2. Es wird festgestellt, dass den Klägern als Gesamtgläubigern aus der Vereinbarung vom 23. Juli 2012 gemäß Ziffer 4 Satz 1 ein Anspruch gegen die Beklagte zu 1) auf 1/3 des Wertes des Nachlasses nach Abzug aller Nachlassverbindlichkeiten und Steuern des am 9. Juli 2012 verstorbenen Friedrich W. Senior, geboren am 6. September 1927, zuletzt wohnhaft ..., zusteht.
3. Die Kläger haben als Gesamtschuldner die Kosten des Berufungsverfahrens zu tragen.
4. Das Urteil ist vorläufig vollstreckbar.
5. Die Revision wird nicht zugelassen.
Beschluss
Der Streitwert für das Berufungsverfahren wird auf 800.000,00 EUR festgesetzt.
Gründe
I. Die Kläger machen als Gesamtgläubiger Ansprüche auf Zahlung von EUR 800.000,00 aus dem Nachlass des am 9. Juli 2012 verstorbenen Friedrich W. Senior (nachfolgend: Erblasser) geltend.

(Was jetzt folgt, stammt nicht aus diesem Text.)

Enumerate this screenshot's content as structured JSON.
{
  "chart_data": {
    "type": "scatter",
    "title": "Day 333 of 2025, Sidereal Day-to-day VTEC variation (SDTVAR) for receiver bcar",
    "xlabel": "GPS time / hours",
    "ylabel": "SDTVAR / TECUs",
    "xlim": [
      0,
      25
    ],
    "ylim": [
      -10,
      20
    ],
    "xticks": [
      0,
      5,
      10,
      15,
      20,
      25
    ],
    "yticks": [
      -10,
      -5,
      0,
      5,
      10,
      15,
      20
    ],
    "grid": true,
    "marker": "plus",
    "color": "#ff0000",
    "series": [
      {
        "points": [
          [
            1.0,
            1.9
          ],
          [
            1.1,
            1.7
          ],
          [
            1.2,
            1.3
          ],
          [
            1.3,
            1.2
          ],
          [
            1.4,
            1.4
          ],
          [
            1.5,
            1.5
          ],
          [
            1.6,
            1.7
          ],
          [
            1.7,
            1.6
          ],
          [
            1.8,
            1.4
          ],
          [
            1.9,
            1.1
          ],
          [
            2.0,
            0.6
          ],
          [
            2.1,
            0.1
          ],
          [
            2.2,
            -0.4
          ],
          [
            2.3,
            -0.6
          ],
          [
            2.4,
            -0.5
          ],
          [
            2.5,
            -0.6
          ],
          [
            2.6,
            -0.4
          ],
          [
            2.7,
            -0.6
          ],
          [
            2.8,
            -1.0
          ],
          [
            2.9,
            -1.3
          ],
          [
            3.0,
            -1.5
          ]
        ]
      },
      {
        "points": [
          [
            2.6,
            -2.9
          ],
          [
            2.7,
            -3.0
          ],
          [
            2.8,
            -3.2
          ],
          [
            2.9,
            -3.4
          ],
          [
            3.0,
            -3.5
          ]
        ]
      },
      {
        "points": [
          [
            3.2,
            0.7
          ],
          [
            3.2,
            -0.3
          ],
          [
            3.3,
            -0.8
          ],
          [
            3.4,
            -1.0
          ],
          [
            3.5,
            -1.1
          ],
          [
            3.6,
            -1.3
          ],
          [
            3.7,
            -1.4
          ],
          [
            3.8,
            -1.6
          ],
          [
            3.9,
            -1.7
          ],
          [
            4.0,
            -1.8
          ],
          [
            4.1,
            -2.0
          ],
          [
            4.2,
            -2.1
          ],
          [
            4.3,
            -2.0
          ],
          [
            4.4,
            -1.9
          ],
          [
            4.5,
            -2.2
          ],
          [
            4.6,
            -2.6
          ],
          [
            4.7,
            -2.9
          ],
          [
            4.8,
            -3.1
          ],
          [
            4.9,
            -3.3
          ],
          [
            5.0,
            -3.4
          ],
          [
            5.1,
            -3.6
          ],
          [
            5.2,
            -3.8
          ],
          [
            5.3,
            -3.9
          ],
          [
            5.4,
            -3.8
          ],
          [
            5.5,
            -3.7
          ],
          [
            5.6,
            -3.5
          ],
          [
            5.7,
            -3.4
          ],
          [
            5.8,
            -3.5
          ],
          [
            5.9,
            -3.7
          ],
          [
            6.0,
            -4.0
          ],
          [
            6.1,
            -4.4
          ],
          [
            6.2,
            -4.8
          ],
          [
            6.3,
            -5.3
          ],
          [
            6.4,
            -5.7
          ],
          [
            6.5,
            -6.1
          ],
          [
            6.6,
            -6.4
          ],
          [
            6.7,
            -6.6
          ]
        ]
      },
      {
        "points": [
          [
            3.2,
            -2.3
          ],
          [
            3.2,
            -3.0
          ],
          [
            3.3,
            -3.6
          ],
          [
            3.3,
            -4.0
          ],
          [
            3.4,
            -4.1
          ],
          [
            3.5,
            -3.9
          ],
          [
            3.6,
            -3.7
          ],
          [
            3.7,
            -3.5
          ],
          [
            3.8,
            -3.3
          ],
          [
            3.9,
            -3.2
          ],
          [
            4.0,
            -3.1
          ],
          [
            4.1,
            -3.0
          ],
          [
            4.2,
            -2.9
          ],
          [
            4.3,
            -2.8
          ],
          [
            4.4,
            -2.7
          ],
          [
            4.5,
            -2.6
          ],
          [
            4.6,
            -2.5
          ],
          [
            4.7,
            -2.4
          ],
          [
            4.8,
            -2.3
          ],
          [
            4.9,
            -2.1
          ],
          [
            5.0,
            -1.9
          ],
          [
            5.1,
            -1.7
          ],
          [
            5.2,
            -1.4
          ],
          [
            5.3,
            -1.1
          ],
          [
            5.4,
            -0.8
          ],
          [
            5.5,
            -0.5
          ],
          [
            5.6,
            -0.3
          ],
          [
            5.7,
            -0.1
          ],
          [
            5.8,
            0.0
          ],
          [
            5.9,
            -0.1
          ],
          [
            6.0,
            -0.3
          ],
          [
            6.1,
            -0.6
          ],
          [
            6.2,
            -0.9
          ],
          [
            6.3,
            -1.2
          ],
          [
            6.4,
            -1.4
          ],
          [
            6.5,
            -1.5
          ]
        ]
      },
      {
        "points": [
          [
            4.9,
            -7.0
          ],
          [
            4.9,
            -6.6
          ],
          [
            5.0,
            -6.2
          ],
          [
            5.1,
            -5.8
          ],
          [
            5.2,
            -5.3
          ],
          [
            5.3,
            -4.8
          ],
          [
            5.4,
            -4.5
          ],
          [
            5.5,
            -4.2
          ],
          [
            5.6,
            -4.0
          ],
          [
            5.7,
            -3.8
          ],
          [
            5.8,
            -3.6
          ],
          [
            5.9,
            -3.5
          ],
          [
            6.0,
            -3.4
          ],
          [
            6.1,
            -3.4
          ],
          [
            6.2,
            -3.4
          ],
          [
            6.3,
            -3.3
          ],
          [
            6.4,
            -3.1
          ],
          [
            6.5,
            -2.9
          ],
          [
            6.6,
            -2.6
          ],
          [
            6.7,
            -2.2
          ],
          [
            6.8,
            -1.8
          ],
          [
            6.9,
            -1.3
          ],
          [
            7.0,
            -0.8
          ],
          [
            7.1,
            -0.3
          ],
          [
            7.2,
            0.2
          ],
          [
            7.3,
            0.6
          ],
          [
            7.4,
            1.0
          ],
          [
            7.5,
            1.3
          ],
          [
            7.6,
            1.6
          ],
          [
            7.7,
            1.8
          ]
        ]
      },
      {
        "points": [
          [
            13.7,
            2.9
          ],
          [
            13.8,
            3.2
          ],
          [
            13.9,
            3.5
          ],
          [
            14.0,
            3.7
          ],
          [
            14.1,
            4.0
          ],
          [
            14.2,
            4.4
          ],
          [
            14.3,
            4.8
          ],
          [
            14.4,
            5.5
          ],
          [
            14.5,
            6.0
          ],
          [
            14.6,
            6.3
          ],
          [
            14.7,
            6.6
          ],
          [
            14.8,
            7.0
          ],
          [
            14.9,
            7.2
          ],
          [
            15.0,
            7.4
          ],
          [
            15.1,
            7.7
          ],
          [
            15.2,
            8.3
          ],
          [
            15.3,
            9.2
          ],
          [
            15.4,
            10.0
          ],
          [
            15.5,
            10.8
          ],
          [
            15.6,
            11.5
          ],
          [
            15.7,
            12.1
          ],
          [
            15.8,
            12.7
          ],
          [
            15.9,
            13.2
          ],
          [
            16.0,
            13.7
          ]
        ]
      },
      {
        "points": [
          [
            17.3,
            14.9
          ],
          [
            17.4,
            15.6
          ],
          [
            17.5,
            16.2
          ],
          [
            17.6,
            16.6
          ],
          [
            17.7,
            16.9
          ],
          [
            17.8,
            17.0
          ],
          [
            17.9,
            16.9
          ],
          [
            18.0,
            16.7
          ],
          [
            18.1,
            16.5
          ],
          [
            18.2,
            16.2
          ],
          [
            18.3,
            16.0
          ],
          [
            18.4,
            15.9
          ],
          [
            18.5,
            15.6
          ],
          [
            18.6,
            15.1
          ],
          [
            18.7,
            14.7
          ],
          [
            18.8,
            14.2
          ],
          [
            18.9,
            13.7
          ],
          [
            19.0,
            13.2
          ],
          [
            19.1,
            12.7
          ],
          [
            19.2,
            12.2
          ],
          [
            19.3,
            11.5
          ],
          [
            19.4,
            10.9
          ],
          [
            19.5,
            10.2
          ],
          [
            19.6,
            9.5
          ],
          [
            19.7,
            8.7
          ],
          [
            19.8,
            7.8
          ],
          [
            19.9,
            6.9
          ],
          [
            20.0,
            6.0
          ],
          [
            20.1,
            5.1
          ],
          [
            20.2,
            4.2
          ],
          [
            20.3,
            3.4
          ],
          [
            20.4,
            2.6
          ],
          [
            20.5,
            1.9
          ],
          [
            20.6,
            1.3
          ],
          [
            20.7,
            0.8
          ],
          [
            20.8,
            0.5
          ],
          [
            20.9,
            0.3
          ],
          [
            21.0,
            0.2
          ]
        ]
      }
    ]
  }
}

Der Kläger zu 1) und die Beklagten sind die Kinder des Erblassers. Die Klägerinnen zu 2) und zu 3) sind die Töchter des Klägers zu 1). Der verwitwete Erblasser wurde zu gleichen Teilen beerbt von der Beklagten zu 1 und Maximilian W., dem Sohn des (am Berufungsverfahren nicht mehr beteiligten) Beklagten zu 2).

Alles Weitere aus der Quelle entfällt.